Alnylam is continuing to enroll hemophilia subjects in additional dose cohorts for the Phase 1 study, including a possible once-monthly subcutaneous dose regimen following a protocol amendment. The company expects to begin a Phase 2 study of ALN-AT3 late this year.
“We believe that these new results from our ongoing Phase 1 study with ALN-AT3 provide initial evidence for potential disease-modifying effects in hemophilia. Specifically, data from the study’s second dose cohort provide clinical evidence for the first time suggesting that AT knockdown with ALN-AT3 has the potential to correct the hemophilia phenotype. In particular, we’ve observed clear increases in thrombin generation and marked improvements in whole blood clotting, as if the severe hemophilia A disease phenotype has been modified to a milder form. Further, we are encouraged to see that the most advanced subject has remained free from bleeding for a significant period without need for replacement factor prophylaxis,” commented Dr. Akshay Vaishnaw, executive vice president and chief medical officer of Alnylam, adding that the treatment continues to be well tolerated, with no serious adverse events or study discontinuations.
“While early and based on a limited number of subjects, we believe that these new data support human proof of concept for ALN-AT3, a promising and innovative strategy for the treatment of hemophilia and rare bleeding disorders,” said Vaishnaw. “Indeed, we believe that once-monthly subcutaneous administration of ALN-AT3 could provide a functional correction of the hemophilia phenotype, representing an attractive disease-modifying therapy. We look forward to the continued data from this Phase 1 study and expect to present additional results in mid-2015 and then later in the year.”
Alnylam noted that thrombin generation is a known biomarker for bleeding frequency and severity in hemophilia patients, and that “the results achieved following ALN-AT3 administration are consistent with thrombin generation levels measured in mild hemophilia.” Additionally, “the observed maximal increase in thrombin generation in the hemophilia subjects remained at the low end of the range for peak thrombin levels in the healthy volunteers enrolled in Part A of the study. These data show that AT knockdown of up to 70 percent in hemophilia subjects should not lead to an excessive increase in thrombin generation beyond normal.”
Hemophilias and rare bleeding disorders result from genetic deficiencies of various blood clotting factors. Standard-of-care treatment for hemophilia consists of replacing the missing clotting factor either as prophylaxis or on-demand therapy; unfortunately, as many as one-third of patients with severe hemophilia A will develop an antibody against their replacement factor, which speaks to a significant need for new hemophilia treatment options.
In other recent news, Alnylam announced on Jan. 21 the pricing of an underwritten registered public offering of 4,736,842 shares of common stock at $95 per share.
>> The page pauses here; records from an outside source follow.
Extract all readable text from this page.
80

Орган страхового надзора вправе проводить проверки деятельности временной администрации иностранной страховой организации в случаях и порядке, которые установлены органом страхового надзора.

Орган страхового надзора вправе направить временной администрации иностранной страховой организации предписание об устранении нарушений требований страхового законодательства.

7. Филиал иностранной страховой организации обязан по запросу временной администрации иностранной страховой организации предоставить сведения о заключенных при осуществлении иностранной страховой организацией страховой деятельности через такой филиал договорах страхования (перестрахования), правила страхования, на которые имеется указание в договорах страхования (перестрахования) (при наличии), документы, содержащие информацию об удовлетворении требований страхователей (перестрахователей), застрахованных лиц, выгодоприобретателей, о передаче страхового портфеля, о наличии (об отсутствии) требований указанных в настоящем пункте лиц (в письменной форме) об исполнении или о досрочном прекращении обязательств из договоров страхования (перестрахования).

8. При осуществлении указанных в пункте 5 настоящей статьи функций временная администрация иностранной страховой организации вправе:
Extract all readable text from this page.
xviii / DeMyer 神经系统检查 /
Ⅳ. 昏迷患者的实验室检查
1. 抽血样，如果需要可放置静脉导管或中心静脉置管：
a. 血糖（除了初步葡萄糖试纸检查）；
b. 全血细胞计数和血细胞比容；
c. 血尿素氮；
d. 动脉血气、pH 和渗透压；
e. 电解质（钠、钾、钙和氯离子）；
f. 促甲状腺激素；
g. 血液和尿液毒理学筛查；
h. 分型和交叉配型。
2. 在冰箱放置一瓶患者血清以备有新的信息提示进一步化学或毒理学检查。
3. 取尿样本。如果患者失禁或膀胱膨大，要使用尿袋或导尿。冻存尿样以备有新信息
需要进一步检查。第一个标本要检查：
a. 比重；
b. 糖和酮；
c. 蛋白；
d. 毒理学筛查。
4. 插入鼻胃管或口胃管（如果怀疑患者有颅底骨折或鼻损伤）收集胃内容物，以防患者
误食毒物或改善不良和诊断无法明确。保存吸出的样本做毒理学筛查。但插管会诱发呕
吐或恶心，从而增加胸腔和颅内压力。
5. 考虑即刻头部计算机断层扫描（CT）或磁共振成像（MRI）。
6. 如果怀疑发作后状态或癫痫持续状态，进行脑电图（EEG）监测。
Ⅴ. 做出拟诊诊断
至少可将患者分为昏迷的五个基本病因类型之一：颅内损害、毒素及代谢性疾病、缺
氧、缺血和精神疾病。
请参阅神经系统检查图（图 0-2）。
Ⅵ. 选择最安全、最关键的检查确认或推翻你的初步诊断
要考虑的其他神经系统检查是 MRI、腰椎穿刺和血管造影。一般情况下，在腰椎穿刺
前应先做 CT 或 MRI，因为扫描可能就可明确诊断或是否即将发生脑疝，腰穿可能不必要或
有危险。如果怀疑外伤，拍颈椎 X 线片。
The offering was expected to close on or about Jan. 26, subject to customary closing conditions, and Alnylam granted the underwriters a 30-day option to purchase up to 710,526 additional shares. The company plans to use the net proceeds for general corporate purposes in hopes of achieving its Alnylam 2020 goal of three marketed products and 10 RNAi therapeutic clinical programs, including four in late-stage development, by the end of 2020. These products and programs will be focused on three therapeutic areas: genetic medicines, cardio-metabolic disease and hepatic infectious disease.